On Tue, 25 Nov 2008 15:13:37 +0900 Toshiyuki Okajima <toshi.okajima@...fujitsu.com> wrote:

> Hi Andrew,
> Thanks for your comments.
> 
>  > On Thu, 20 Nov 2008 09:27:11 +0900
>  > Toshiyuki Okajima <toshi.okajima@...fujitsu.com> wrote:
> <SNIP>
>  >
>  > I'm scratching my head trying to work out why we never encountered and
>  > fixed this before.
> 
>  > Is it possible that you have a very large number of filesystems
>  > mounted, and/or that they have large journals?
> 
> Yes, I think it happen more easily under those conditions.
> 
> Actually, I encountered this situation if conditions were:
> - on the x86 architecture (The size of Normal zone is only 800MB
>     even if the huge memory (more than 4GB) install.)
> - reserving the big memory (more than 100MB) for the kdump kernel.
>    (The memory obtains from Normal Zone.)
> - mounting the large number of ext3 filesystems (more than 50).
> 
> And the following operations were done:
> - many I/Os were issued to many filesystems sequentially and continuously.
> (They made many journal_heads (and buffer_heads).
>   => they were metadata.)
> - issuing the I/Os to many filesystems were stopped.
> (This caused many metadata to remain.)
> 
> By their operations, the number of remaining the journal_heads was
> more than 100000 (They occupied 400MB (The same number of buffer_heads remained
> and the block size was 4096B)).
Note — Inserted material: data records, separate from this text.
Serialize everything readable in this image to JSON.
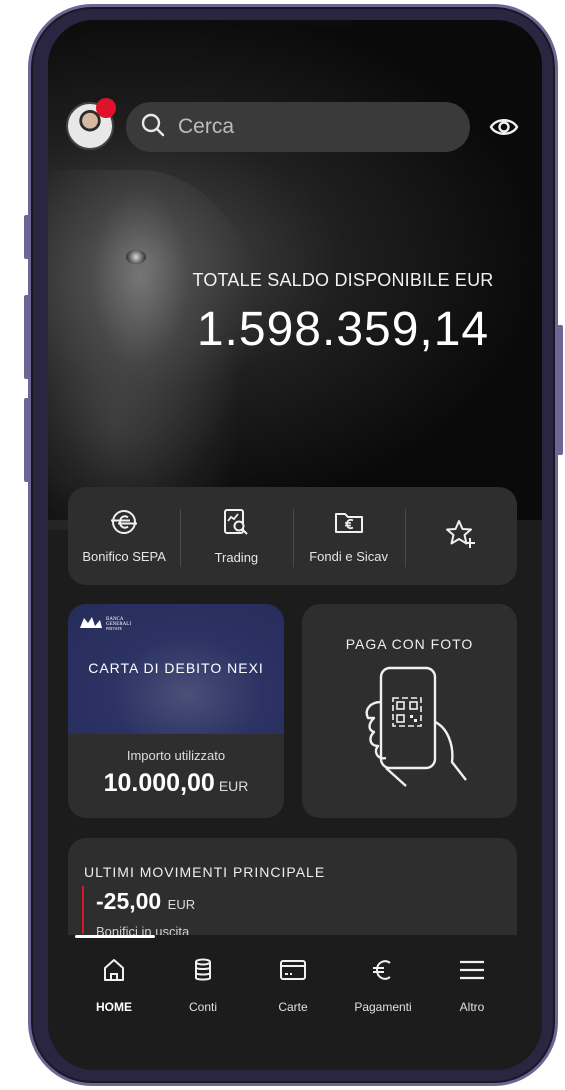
{
  "header": {
    "search_placeholder": "Cerca"
  },
  "balance": {
    "label": "TOTALE SALDO DISPONIBILE EUR",
    "value": "1.598.359,14"
  },
  "quick_actions": [
    {
      "label": "Bonifico SEPA",
      "icon": "euro-transfer-icon"
    },
    {
      "label": "Trading",
      "icon": "chart-search-icon"
    },
    {
      "label": "Fondi e Sicav",
      "icon": "euro-folder-icon"
    },
    {
      "label": "",
      "icon": "star-add-icon"
    }
  ],
  "debit_card": {
    "title": "CARTA DI DEBITO NEXI",
    "bank_logo_line1": "BANCA",
    "bank_logo_line2": "GENERALI",
    "bank_logo_line3": "PRIVATE",
    "used_label": "Importo utilizzato",
    "used_value": "10.000,00",
    "used_currency": "EUR"
  },
  "pay_with_photo": {
    "title": "PAGA CON FOTO"
  },
  "movements": {
    "title": "ULTIMI MOVIMENTI PRINCIPALE",
    "amount": "-25,00",
    "currency": "EUR",
    "description": "Bonifici in uscita",
    "accent_color": "#d01a2b"
  },
  "tabs": [
    {
      "label": "HOME",
      "icon": "home-icon",
      "active": true
    },
    {
      "label": "Conti",
      "icon": "database-icon",
      "active": false
    },
    {
      "label": "Carte",
      "icon": "card-icon",
      "active": false
    },
    {
      "label": "Pagamenti",
      "icon": "euro-icon",
      "active": false
    },
    {
      "label": "Altro",
      "icon": "menu-icon",
      "active": false
    }
  ],
  "colors": {
    "background": "#1c1c1c",
    "panel": "#2e2e2e",
    "notification": "#e0112b",
    "card_blue": "#2c3263"
  }
}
We cannot release those journal_heads because
> checkpointing the transactions are not executed till some I/Os are issued to
> the filesystems or the filesystems were unmounting.
> And many other slab caches which couldn't be released occupied about 300MB.
> Therefore about 800MB memory couldn't be released.
> As a result, there was no room in the Normal zone.
> 
> I think you could not encounter it because you haven't done such the following:
> - You reserve the big memory for the kdump kernel.
> - You issue many I/Os to each ext3 filesystem sequentially and continuously,
>   and then you never issue some I/Os to the filesystems at all afterwards.
>   (Especially, you do the operations which causes many metadata to remain.
>    Example: Delete many files which are huge.)

yup.

>  > Would it not be more logical if the ->client_releasepage function
>  > pointer were a member of the blockdev address_space_operations, rather
>  > than some random field in the blockdev inode?  That arrangement might
>  > well be reused in the future, when some other address_space needs to
>  > talk to a different address_space to make a page reclaimable.
> 
> I think it logical to replace a default ->releasepage with a function pointer
> which a client (FS) passed, but I don't think it logical to add a new member
> function in address space in order to release a client page. Because new
> function is called from ->releasepage, so I think this function pointer should
> not be put in the same level as the releasepage of address space.
> 
> Though, it is difficult to replace ->releasepage member with a client function
> because there is no exclusive operation while this function is calling.
> 
> So, I made this patch (without replacing ->releasepage).
> 
> How about my thought?

yeah, I don't have particularly strong opinions either way.  If it
needs changing later, we can change it.